Distributed Digital Preservation
Multiple copies. Multiple locations.
The basic premise of distributed digital preservation methodologies is that risk of digital loss is mitigated by distributing copies of digital files to geographically dispersed locations. It also must preserve, not merely back-up, the files in these different locations. All DDP networks thus share particular characteristics, including that they are comprised of multiple (best practices suggest at least three) preservation sites.
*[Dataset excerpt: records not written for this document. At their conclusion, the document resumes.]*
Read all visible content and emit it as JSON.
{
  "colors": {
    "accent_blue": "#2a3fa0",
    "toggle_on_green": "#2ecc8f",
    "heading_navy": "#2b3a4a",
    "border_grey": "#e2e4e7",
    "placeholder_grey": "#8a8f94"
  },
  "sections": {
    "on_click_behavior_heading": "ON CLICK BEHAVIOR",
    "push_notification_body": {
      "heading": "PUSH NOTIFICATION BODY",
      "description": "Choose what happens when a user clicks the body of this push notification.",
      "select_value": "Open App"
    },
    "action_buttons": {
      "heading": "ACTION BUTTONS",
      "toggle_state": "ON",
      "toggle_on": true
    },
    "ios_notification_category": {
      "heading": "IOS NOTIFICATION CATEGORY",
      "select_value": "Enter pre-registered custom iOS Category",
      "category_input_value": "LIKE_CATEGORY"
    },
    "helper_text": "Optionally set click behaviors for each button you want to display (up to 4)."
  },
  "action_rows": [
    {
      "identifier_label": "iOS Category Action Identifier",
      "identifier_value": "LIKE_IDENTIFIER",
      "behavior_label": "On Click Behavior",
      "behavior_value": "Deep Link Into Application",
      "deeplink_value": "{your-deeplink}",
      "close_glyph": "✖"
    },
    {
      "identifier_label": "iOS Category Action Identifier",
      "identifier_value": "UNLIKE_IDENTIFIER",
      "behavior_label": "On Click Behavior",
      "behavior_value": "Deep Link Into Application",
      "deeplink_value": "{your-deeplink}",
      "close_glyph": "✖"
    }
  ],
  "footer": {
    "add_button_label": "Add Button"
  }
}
The following principles are also recommended, all of which are intended to reduce the chances of having any single point of failure that could impact the network:
- Sites preserving the same content should not be within a 75 to 125-mile radius of one another
- Preservation sites should be distributed beyond the typical pathways of natural disasters
- Preservation sites should be distributed across different power grids
- Preservation sites should be under the control of different systems administrators
- Content preserved in disparate sites should be on live media and should be checked on a regular basis for bit-rot and other issues
For more information and details please see A Guide to Distributed Digital Preservation.
Process
1: Prepare
Member institutions work at their own pace to prepare their content for preservation, producing packages of content according to their local needs and workflows.
For some, this includes rigorous workflows through a variety of digital preservation tools and systems, including Islandora, Archivematica, BitCurator, Fedora, Hydra, and many others.
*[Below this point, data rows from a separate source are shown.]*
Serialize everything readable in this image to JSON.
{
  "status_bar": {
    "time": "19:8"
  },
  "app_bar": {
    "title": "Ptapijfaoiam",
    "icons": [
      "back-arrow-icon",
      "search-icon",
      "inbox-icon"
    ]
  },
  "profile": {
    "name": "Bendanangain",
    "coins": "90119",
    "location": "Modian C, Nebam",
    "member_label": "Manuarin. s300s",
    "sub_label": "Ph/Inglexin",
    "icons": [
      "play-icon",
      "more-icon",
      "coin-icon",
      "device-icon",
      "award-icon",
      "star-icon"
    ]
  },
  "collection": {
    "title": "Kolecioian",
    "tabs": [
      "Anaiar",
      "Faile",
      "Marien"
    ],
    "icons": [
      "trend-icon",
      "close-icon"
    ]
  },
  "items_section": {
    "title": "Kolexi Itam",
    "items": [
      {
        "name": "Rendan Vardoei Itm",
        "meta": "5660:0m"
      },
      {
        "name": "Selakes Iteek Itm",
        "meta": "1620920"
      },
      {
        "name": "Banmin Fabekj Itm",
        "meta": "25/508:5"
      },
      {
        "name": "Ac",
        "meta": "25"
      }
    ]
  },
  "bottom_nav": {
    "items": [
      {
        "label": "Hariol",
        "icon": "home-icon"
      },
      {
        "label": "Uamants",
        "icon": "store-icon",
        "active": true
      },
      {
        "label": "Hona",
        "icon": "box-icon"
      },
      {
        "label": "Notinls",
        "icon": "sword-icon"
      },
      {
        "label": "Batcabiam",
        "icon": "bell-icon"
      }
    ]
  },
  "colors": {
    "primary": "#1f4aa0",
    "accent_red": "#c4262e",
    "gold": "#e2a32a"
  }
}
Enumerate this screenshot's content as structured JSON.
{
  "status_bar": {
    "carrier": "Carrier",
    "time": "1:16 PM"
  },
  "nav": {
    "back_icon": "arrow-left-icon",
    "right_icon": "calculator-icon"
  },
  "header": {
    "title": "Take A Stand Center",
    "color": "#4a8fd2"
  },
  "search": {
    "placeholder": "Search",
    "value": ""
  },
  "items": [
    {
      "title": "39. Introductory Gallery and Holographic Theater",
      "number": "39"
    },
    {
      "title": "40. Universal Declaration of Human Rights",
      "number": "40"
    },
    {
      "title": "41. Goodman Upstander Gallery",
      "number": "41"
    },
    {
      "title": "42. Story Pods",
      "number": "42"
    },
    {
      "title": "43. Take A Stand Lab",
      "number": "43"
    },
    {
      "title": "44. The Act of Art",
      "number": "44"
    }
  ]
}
For other institutions, this means simply packaging content using the “BagIt” specification (which is similar to a “zip” file in concept, but does not compress or change the content it packages and does produce a manifest listing all of the files it contains and the checksum of the package).
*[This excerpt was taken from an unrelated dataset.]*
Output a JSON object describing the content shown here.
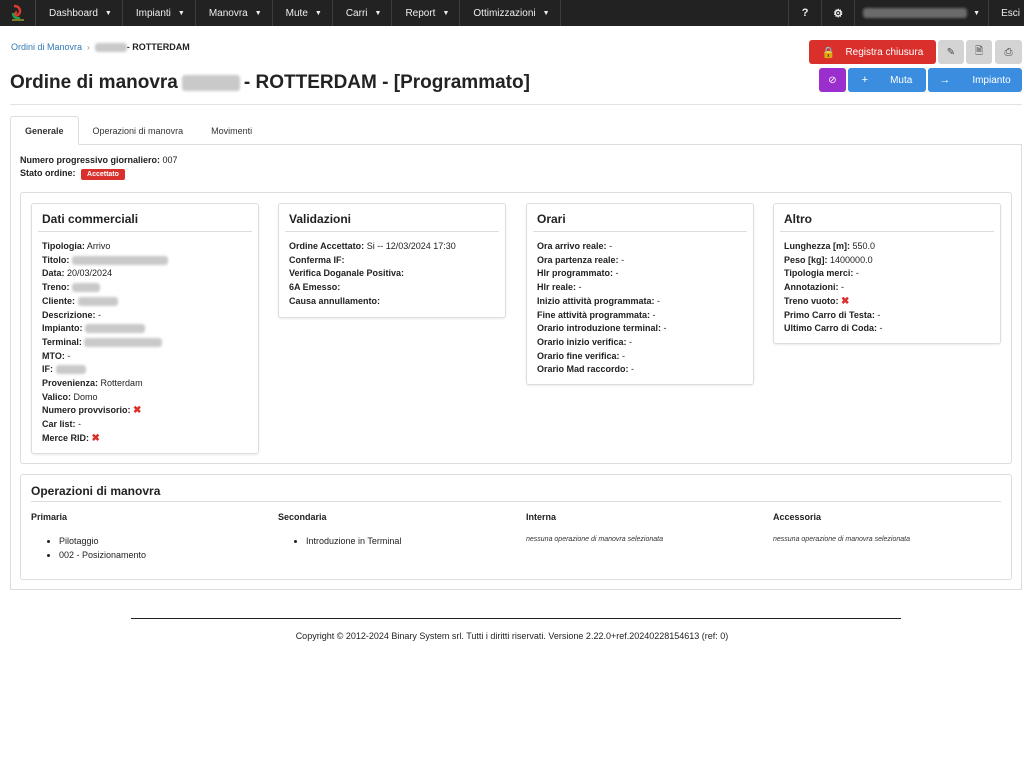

For all institutions, having a community of practice filled with thought leaders and active digital preservationists is a key benefit of membership—our members learn from each other’s experiments, workflows, challenges, and successes.
2: Ingest
The member institution produces a short entry in the MetaArchive Conspectus interface, describing the collection(s) it is submitting for ingest and submitting the package(s) of content that it has prepared. These package(s) are tested in the MetaArchive test network to ensure that they are ready for full ingest.
Once tested and approved, the network administrator selects five secure, closed-access nodes on the network to receive the content for preservation. Each of the five systems administrators who manage those five nodes ingests the content and records the successful completion of that ingest.
3: Monitor & Repair
Once content is ingested into our secure network, a voting and polling process begins. Via a sophisticated software protocol, the five preservation nodes regularly and iteratively check in with each other to make sure that all five copies of the content remain identical over time.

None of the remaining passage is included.